Based on what we've seen so far," said Queens Education Department spokesman David Cantor, "this shouldn't have happened." He seemed to be leaving open the possibility that, when all the facts were in, he might take the position that leading a 12-year-old girl away in handcuffs for doodling on her desk at school had in fact been the right thing to do.
On February 1, junior-high student Alexa Gonzalez wrote two sentences on her desk in erasable green marker, adding a smiley face, presumably to indicate a lotal lack of remorse for her heinous crime. Her teacher called the principal, the principal called the police, and the girl was taken away in handcuffs, spending the next few hours at the precinct. "I thought maybe I would have to clean [the desk]," said the distraught criminal, who clearly was not prepared for the swift justice meted out to her.

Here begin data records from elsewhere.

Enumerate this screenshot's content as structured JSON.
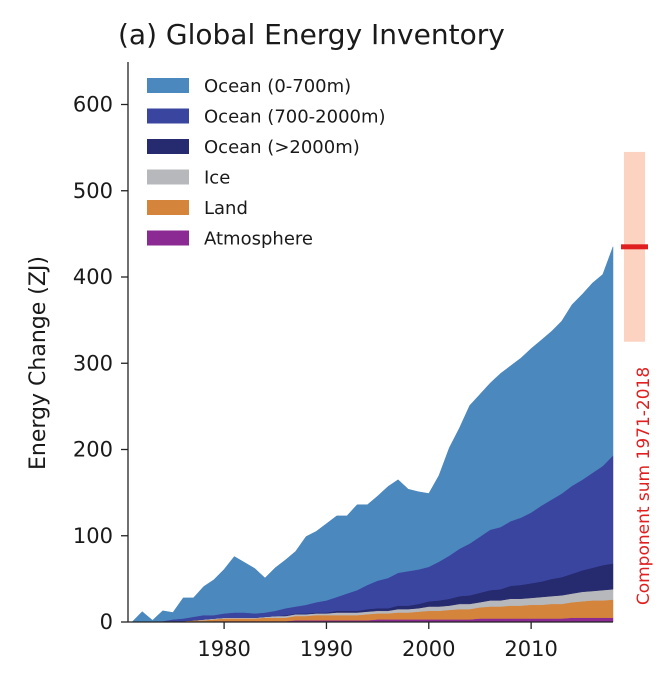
{
  "chart_data": {
    "type": "area",
    "stacked": true,
    "title": "(a) Global Energy Inventory",
    "xlabel": "",
    "ylabel": "Energy Change (ZJ)",
    "xlim": [
      1971,
      2018
    ],
    "ylim": [
      0,
      650
    ],
    "xticks": [
      1980,
      1990,
      2000,
      2010
    ],
    "yticks": [
      0,
      100,
      200,
      300,
      400,
      500,
      600
    ],
    "grid": false,
    "legend_position": "top-left",
    "x": [
      1971,
      1972,
      1973,
      1974,
      1975,
      1976,
      1977,
      1978,
      1979,
      1980,
      1981,
      1982,
      1983,
      1984,
      1985,
      1986,
      1987,
      1988,
      1989,
      1990,
      1991,
      1992,
      1993,
      1994,
      1995,
      1996,
      1997,
      1998,
      1999,
      2000,
      2001,
      2002,
      2003,
      2004,
      2005,
      2006,
      2007,
      2008,
      2009,
      2010,
      2011,
      2012,
      2013,
      2014,
      2015,
      2016,
      2017,
      2018
    ],
    "series": [
      {
        "name": "Atmosphere",
        "color": "#8b2a92",
        "values": [
          0,
          0,
          0,
          0,
          0,
          0,
          0,
          0,
          1,
          1,
          1,
          1,
          1,
          1,
          1,
          1,
          2,
          2,
          2,
          2,
          2,
          2,
          2,
          2,
          3,
          3,
          3,
          3,
          3,
          3,
          3,
          3,
          3,
          3,
          4,
          4,
          4,
          4,
          4,
          4,
          4,
          4,
          4,
          5,
          5,
          5,
          5,
          5
        ]
      },
      {
        "name": "Land",
        "color": "#d4843b",
        "values": [
          0,
          0,
          0,
          0,
          1,
          1,
          2,
          2,
          2,
          3,
          3,
          3,
          3,
          4,
          4,
          4,
          5,
          5,
          6,
          6,
          6,
          6,
          6,
          7,
          7,
          7,
          8,
          8,
          9,
          10,
          10,
          11,
          12,
          12,
          13,
          14,
          14,
          15,
          15,
          16,
          16,
          17,
          17,
          18,
          19,
          20,
          20,
          21
        ]
      },
      {
        "name": "Ice",
        "color": "#b7b8bb",
        "values": [
          0,
          0,
          0,
          0,
          0,
          0,
          0,
          1,
          1,
          1,
          1,
          1,
          1,
          1,
          2,
          2,
          2,
          2,
          2,
          2,
          3,
          3,
          3,
          3,
          3,
          3,
          4,
          4,
          4,
          5,
          5,
          5,
          6,
          6,
          6,
          7,
          7,
          8,
          8,
          8,
          9,
          9,
          10,
          10,
          11,
          11,
          12,
          12
        ]
      },
      {
        "name": "Ocean (>2000m)",
        "color": "#262a6e",
        "values": [
          0,
          0,
          0,
          0,
          0,
          0,
          0,
          0,
          0,
          0,
          0,
          0,
          0,
          0,
          0,
          1,
          1,
          1,
          1,
          1,
          2,
          2,
          2,
          3,
          3,
          3,
          4,
          4,
          5,
          6,
          7,
          8,
          9,
          10,
          11,
          12,
          13,
          15,
          16,
          17,
          18,
          20,
          21,
          23,
          25,
          27,
          29,
          30
        ]
      },
      {
        "name": "Ocean (700-2000m)",
        "color": "#3a45a0",
        "values": [
          0,
          0,
          0,
          1,
          2,
          3,
          4,
          5,
          4,
          5,
          6,
          6,
          5,
          5,
          6,
          8,
          8,
          10,
          12,
          14,
          16,
          20,
          24,
          28,
          32,
          35,
          38,
          40,
          40,
          40,
          45,
          50,
          55,
          60,
          65,
          70,
          72,
          75,
          78,
          82,
          88,
          92,
          97,
          102,
          105,
          110,
          115,
          125
        ]
      },
      {
        "name": "Ocean (0-700m)",
        "color": "#4a88bd",
        "values": [
          0,
          12,
          2,
          12,
          8,
          24,
          22,
          33,
          41,
          51,
          65,
          58,
          52,
          40,
          50,
          56,
          64,
          79,
          82,
          89,
          94,
          90,
          99,
          93,
          98,
          106,
          108,
          95,
          90,
          85,
          100,
          125,
          140,
          160,
          165,
          170,
          178,
          180,
          185,
          190,
          192,
          195,
          200,
          210,
          215,
          220,
          222,
          242
        ]
      }
    ],
    "annotation": {
      "text": "Component sum 1971-2018",
      "central": 435,
      "range": [
        325,
        545
      ],
      "line_color": "#e02020",
      "band_color": "#fcd2c0"
    }
  }
}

According to the New York Daily News, this practice is sufficiently common that the New York Civil Liberties Union has filed a lawsuit against the city for allegedly using "excessive force" against middle- and high-school students. A sixth-grader was arrested last year for doodling at another school, and a five-year-old was handcuffed and taken away in 2008 after "throwing a fit" in kindergarten.

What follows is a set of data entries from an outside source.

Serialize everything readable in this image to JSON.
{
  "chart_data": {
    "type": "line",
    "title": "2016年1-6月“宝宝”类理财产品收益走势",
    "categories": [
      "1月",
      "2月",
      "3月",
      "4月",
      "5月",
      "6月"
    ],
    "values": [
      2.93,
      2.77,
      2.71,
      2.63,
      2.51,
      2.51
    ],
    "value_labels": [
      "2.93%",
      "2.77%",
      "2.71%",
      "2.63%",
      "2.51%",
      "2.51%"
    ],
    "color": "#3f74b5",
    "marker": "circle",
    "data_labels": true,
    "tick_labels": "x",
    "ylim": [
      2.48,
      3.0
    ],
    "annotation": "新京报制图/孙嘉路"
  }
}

City education officials have since admitted that it was probably a mistake to have the girl arrested. A police spokesman did not quite go that far, though he did agree that "[e]ven when we're asked to make an arrest, common sense should prevail, and discretion used in deciding whether an arrest or handcuffs are really necessary" in misdemeanor doodling cases.
In a poll on the NY Daily News site, only eight percent of voters agreed that arrest was the appropriate punishment for a student caught doodling. For some reason, the death penalty was not listed as an option.